Did you see the Facebook post of your friend and tag you in an unflattering image automatically? Blame Face Detection. It works by analyzing patterns in the pixels of the photo and applying pre-trained models to identify facial features such as eyes, nose, and mouth.

How It Works

It can be used to detect the presence of faces from a photo or video, identify facial landmarks and facial expressions, estimate age and gender, and detect the presence of glasses or a beard.

Use Cases

  1. Authentication and security:  can be used for secure access control to devices.
  2. Social media and entertainment: Face recognition can help in automatically tagging photos and videos on social media platforms, and also in creating personalized content recommendations for users.

Face Mesh Detection

I'm sure you've heard about Snapchat, one of the apps that utilize face filters.
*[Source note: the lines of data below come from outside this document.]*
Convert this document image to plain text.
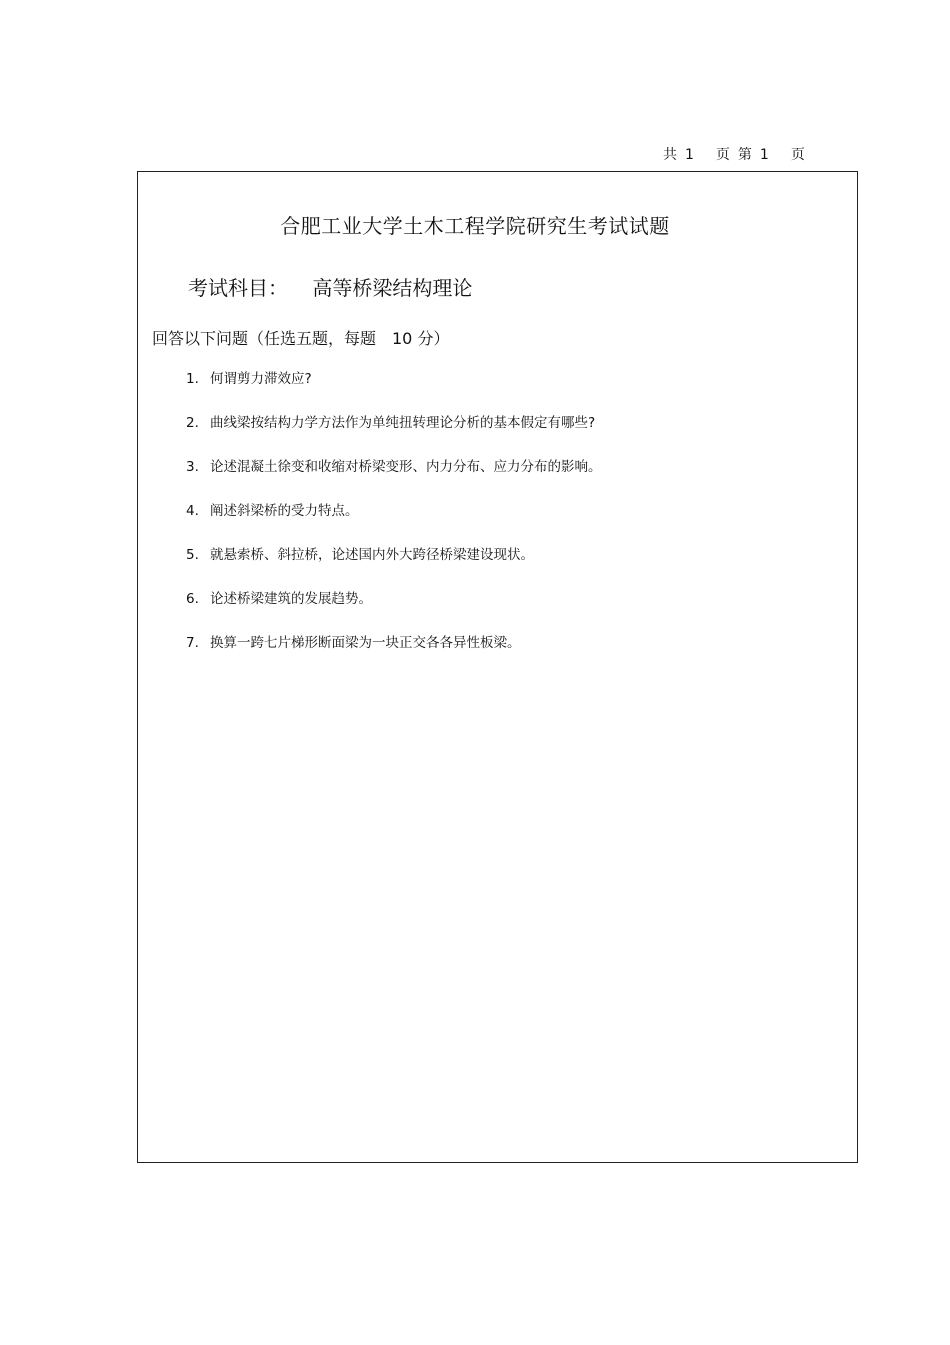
共 1 页 第 1 页
合肥工业大学土木工程学院研究生考试试题
考试科目： 高等桥梁结构理论
回答以下问题（任选五题，每题　10 分）
1. 何谓剪力滞效应?
2. 曲线梁按结构力学方法作为单纯扭转理论分析的基本假定有哪些?
3. 论述混凝土徐变和收缩对桥梁变形、内力分布、应力分布的影响。
4. 阐述斜梁桥的受力特点。
5. 就悬索桥、斜拉桥，论述国内外大跨径桥梁建设现状。
6. 论述桥梁建筑的发展趋势。
7. 换算一跨七片梯形断面梁为一块正交各各异性板梁。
They used Face Mesh Detection to do just that. It works by detecting and tracking facial landmarks and creates a 3D mesh of a user's face in real-time. This allows developers to create augmented reality experiences, apply special effects, and create personalized avatars.

How It Works

Face Mesh Detection delivers a much more accurate representation of the face due to the technology that recognizes the 468 different facial patterns. Using these data, the API will then create a 3D mesh counterpart that accurately tracks the user's facial movements.

Use Case

  1. Augmented reality (AR): tracks facial expressions and movements and applies virtual masks, filters, or special effects.
  2. Gaming: reflect a user's facial expressions and movements in real-time through avatars.
  3. Photo and video editing: add virtual makeup, face distortion, and background replacement, to photos and videos.

Apps that use MLKit

Adidas

ML Kit detects objects of interest in real-time which in the case of Adidas are sports apparel and footwear. Based on these detections, the Adidas app prefetches image recognition results from a cloud-based image recognition service before the user even explicitly requests results for the object of interest. This greatly increases the speed with which users get results and leads to a seamless and pleasant visual search experience.

VSCO

VSCO's challenge was to overcome decision fatigue by providing trusted guidance and encouraging discovery, while still leaving space for their users to be creative in how they edit their images. The solution chosen was to suggest presets for images. The team developed the “For This Photo” feature, utilizing on-device ML to identify the type of photo being edited and suggest relevant presets from a curated list. The feature called "For This Photo" has been widely accepted by users, and it has become the second most popular preset category after displaying all available presets.